Web of Trust

"The Web of Trust"

Bill Whittle's latest is, as always, a remarkable explanation of the things that underlie our lives. Whittle has mastered the art of seeing what Chesterton saw when writing of the stoplight, called in his day a "signal box":

A great many people talk as if this claim of ours, that all things are poetical, were a mere literary ingenuity, a play on words. Precisely the contrary is true. It is the idea that some things are not poetical which is literary, which is a mere product of words. The word "signal-box" is unpoetical. But the thing signal-box is not unpoetical; it is a place where men, in an agony of vigilance, light blood-red and sea-green fires to keep other men from death. That is the plain, genuine description of what it is; the prose only comes in with what it is called.
Whittle sees the poetry in things that few pause to consider, and from that can envision the whole grandeur of civilization. He can see the men laying fiber cables and other men molding plastics, and still more men training for years in the use of inventions like radar -- itself a wonder. And he can put it all together for us, and show us how all that work underlies the business of bringing a plane down to the earth.

Yet I find that I think he has misread something fairly fundamental to his argument, something he says is coastline rather than map. The idea that "human beings are interchangable" is simply not quite right. The truth is that human beings are not interchangable at all -- each one is individual. This isn't just because of upbringing, as Whittle suggests, and why it isn't is a truth of the same material as the rest of his argument.

Let me explain. Whittle writes:
I mean that had Baby Billy been dropped off in the heart of the Amazon rainforest and raised by Yanomami tribesmen (and according to my mother there were times when I was in real danger of this happening), I would have spent my youth learning to hunt monkeys with my bow and 6ft. long arrows, and generally hanging around the shabono sleeping in till almost 6am. Likewise, if Baby Kopenawa had my parents, he’d probably be cranking out online essays at irregular intervals and shooting instrument approaches in experimental canard airplanes.
I think we can all agree that it's entirely plausible that Billy Baby could have been given over to Yanomami tribesmen, and grown up to hunt monkeys. There would be nothing strange in that.

Yet it is very unlikely that Baby Kopenawa would have grown up to crank out essays of the type and quality of Whittle's own, to say nothing of having his fascination with airplanes. It is not impossible, but it is not likely.

Civilization not only entails the web of trust that Whittle discusses, but it also requires a far greater degree of specialization. Whittle-the-Amazonian would have learned to hunt monkeys because everyone has to hunt monkeys. Kopenawa, by contrast, would have found himself facing a whole array of choices, to which his native intelligence and individual aspects would have inclined him to some and away from others. To succeed, which means to survive, Whittle of the Amazon would have had to do more or less exactly what everyone else did. To succeed, which means to prosper, Kopenawa would have to do what he did best.

What would that have been? There is a fair amount of research, and a great deal of practical experience, that suggests that there really are genetic inheritances that pertain to kinds of intelligence as well as physical attributes. Individual variation is more important than group membership, but if one were to exchange not one baby but thousands of babies, there would be trends that we could identify. One of the consequences of civilization and its specializations is coming to terms with that. As whole nations and peoples become civilized and specialized, the market begins stratifying them according to which intelligences are most marketable. As we understand more about the mechanism, we may wish to think more about whether to try to modify the market's results -- and if so, how we could do so.

As we become more capable of editing genetic traits, new questions arise. These questions will become more rather than less important, and more rather than less numerous, with each scientific success.
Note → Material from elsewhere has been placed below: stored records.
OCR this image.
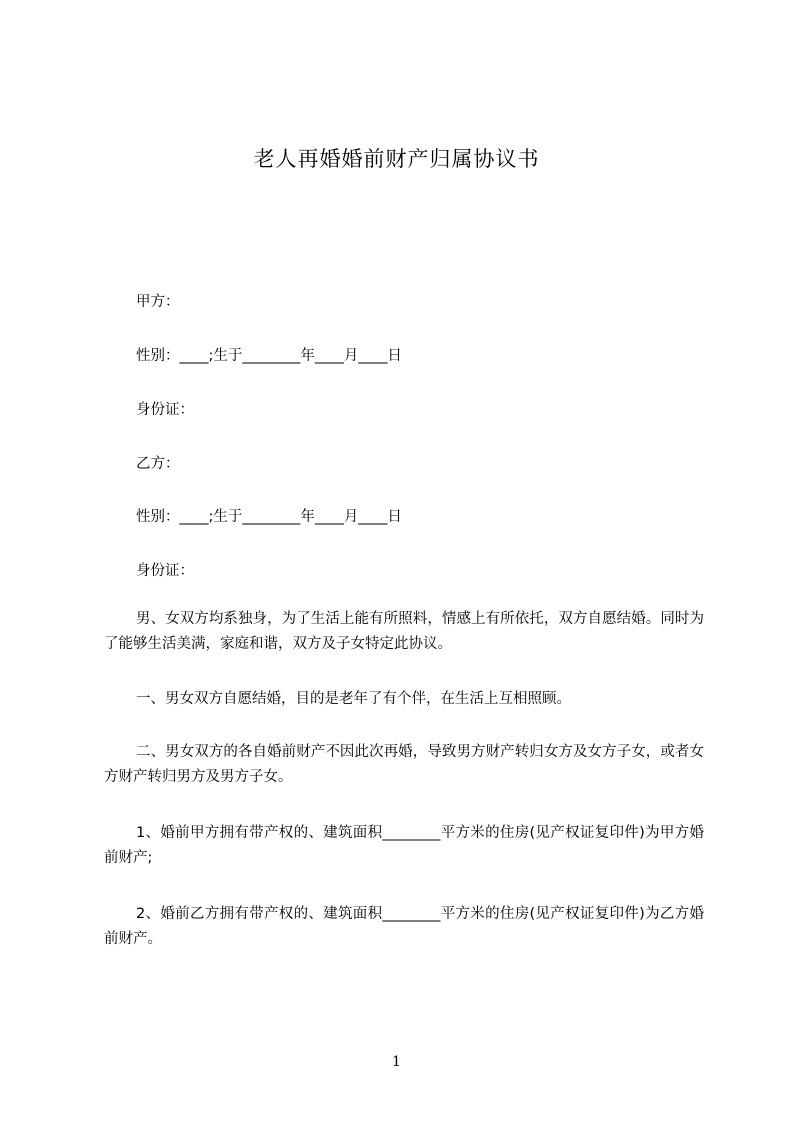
老人再婚婚前财产归属协议书
甲方：
性别：____;生于________年____月____日
身份证：
乙方：
性别：____;生于________年____月____日
身份证：
男、女双方均系独身，为了生活上能有所照料，情感上有所依托，双方自愿结婚。同时为了能够生活美满，家庭和谐，双方及子女特定此协议。
一、男女双方自愿结婚，目的是老年了有个伴，在生活上互相照顾。
二、男女双方的各自婚前财产不因此次再婚，导致男方财产转归女方及女方子女，或者女方财产转归男方及男方子女。
1、婚前甲方拥有带产权的、建筑面积________平方米的住房(见产权证复印件)为甲方婚前财产;
2、婚前乙方拥有带产权的、建筑面积________平方米的住房(见产权证复印件)为乙方婚前财产。
1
Let us say, for example, that one could modify a set of genetics so that you could replace a prediliction for one kind of intelligence (say, the kind that lets you perform a given task without growing bored for hours on end) with another (say, the ability to do higher mathematics with ease and comfort). Now let's say we have a genetic group that tends toward the first kind, and which has therefore (because the market prefers mathematicians and engineers to janitors and clerks) become identifibly poorer than other groups. What do you do about that? Anything? Nothing? Does it matter? Once it becomes in our power to change, ethical issues arise that don't exist when it is beyond us.

We cannot, therefore, adopt Bill Whittle's idea as ideology -- not that he would wish you to do so. He says to look at the coastline, not the map, and that is what we must do. His point that culture is more important than genetics is certainly true. However, as part of the business of civilization, we have to look at the genetics as well.

We should think about these things, because they are the next challenge -- the mental bridge Whittle mentions, to be considered before the first rivet is driven. There is the chasm before us. We had better give it some thought.